Automating Audio Narration with Sanity Blueprints and Google Text-to-Speech

Last updated: 25.12.2025

🎧

Audio Narration

Listen to this post

I recently developed an automated audio narration pipeline for my blog using Sanity, Next.js, and Google Cloud Text-to-Speech. The system regenerates a high-quality MP3 narration automatically whenever the blog post content changes, avoiding manual steps, wasted API calls, or infinite loops. The process relies on Sanity's native automation tools, including Blueprints, delta detection, and GROQ projections. The system reacts to content changes at the CMS level, triggering narration generation only when the blog post's body field changes. This is achieved by using Sanity's delta function to detect changes and a secure webhook to initiate the narration generation via a Next.js API route. The generated MP3 is uploaded back to Sanity and linked to the post. This ensures narration is generated only once per meaningful content change. Storing the audio in Sanity is effective for a personal blog, as it utilizes Sanity's CDN, keeps editorial state and content in one place, and eliminates the need for extra storage services. The result is a fully automated, content-driven audio system with no manual triggers, unnecessary TTS calls, or client-side secrets, providing a clean separation of concerns and scalability.

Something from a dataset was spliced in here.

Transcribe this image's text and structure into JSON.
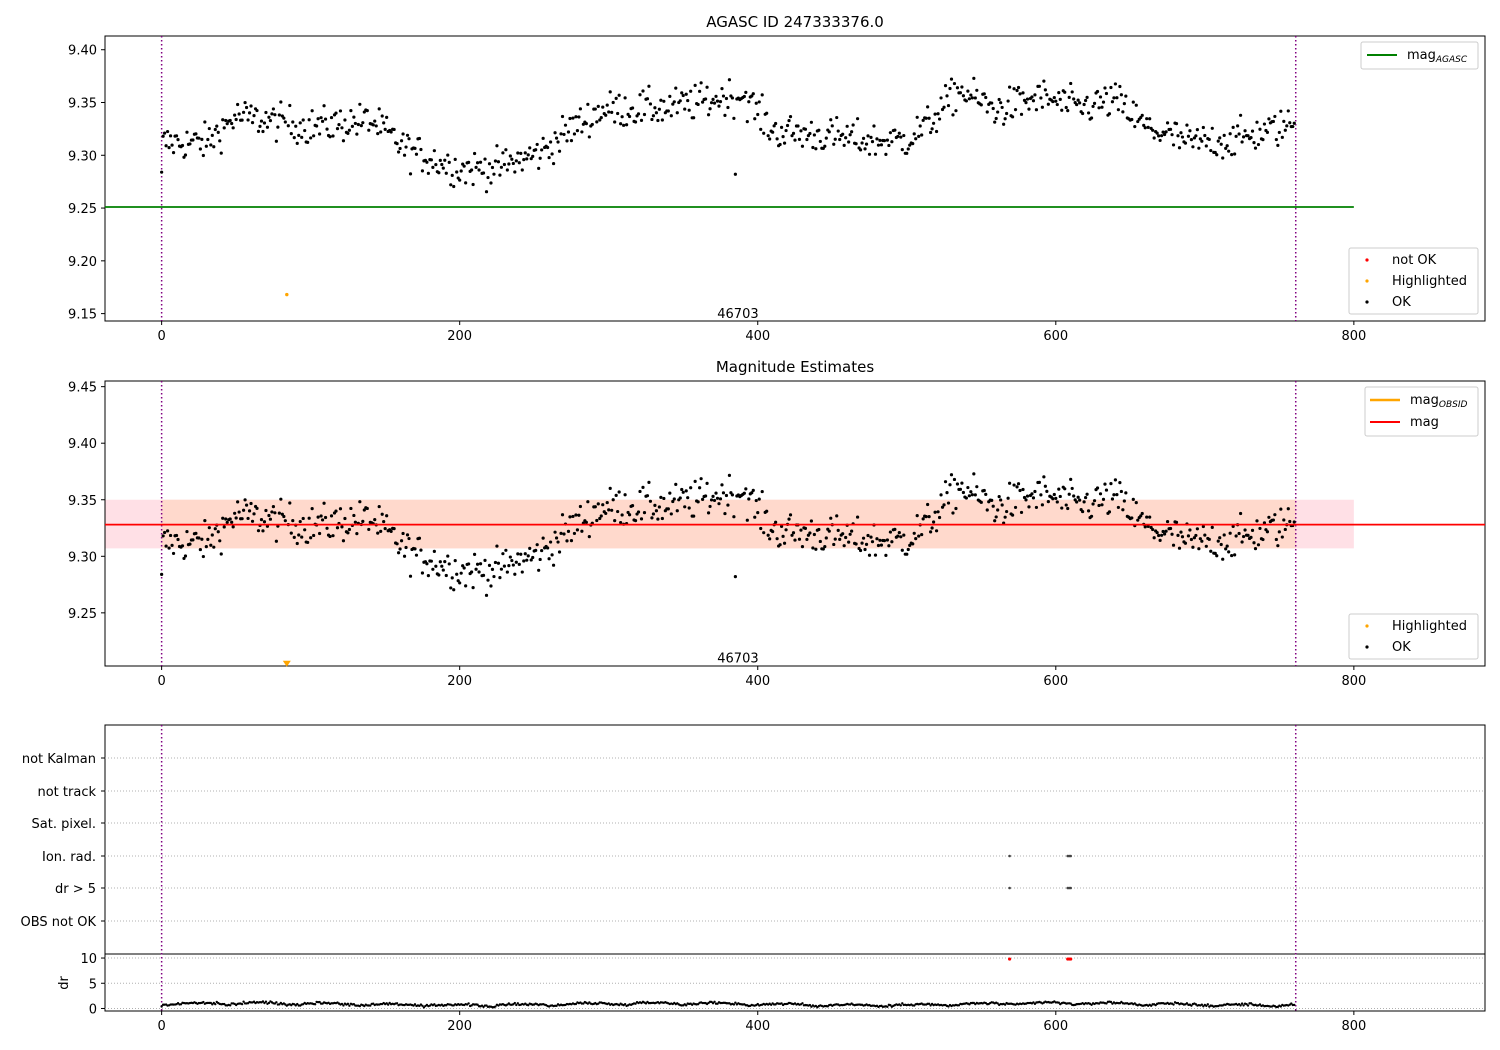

I recently built an automated audio narration pipeline for my blog using Sanity, Next.js, and Google Cloud Text-to-Speech. The goal was simple: whenever the actual content of a blog post changes, regenerate a high-quality MP3 narration automatically — without manual steps, wasted API calls, or accidental infinite loops.

The key to making this reliable was leaning into Sanity's native automation tools, especially Blueprints, delta detection, and GROQ projections.

The Core Idea

Instead of generating audio on every page request, the system reacts to content changes at the CMS level:

A blog post is updated in Sanity
A Blueprint triggers only on document updates
Sanity's delta function is used to detect whether the body field actually changed
If (and only if) the body changed, Sanity calls a secure webhook
A Next.js API route generates narration using Google Text-to-Speech
The resulting MP3 is uploaded back into Sanity as a file asset
The post is patched with a reference to the audio file

This ensures narration is generated once per meaningful content change, not per request or per publish event.

Why Blueprints + Delta Matter

Sanity already knows exactly what changed in a document. By using delta I avoided fragile solutions like hashing Portable Text or doing deep JSON diffs. Combined with GROQ filters and projections, the Blueprint stays declarative, readable, and easy to maintain.

To prevent infinite loops (since uploading audio also updates the document), the function is only checking the delta in the body text and if the text audio file exist.

Why Store Audio in Sanity?

For a personal blog, storing the MP3 directly in Sanity works surprisingly well:

The audio is served via Sanity's CDN
Each post owns its narration
No extra storage service is required
Editorial state and content stay in one place

The Result

The end result is a fully automated, content-driven audio system:

No manual triggers
No unnecessary TTS calls
No client-side secrets
Clean separation of concerns

This setup scales well, respects cost limits, and fits naturally into Sanity's content model — exactly what I was aiming for.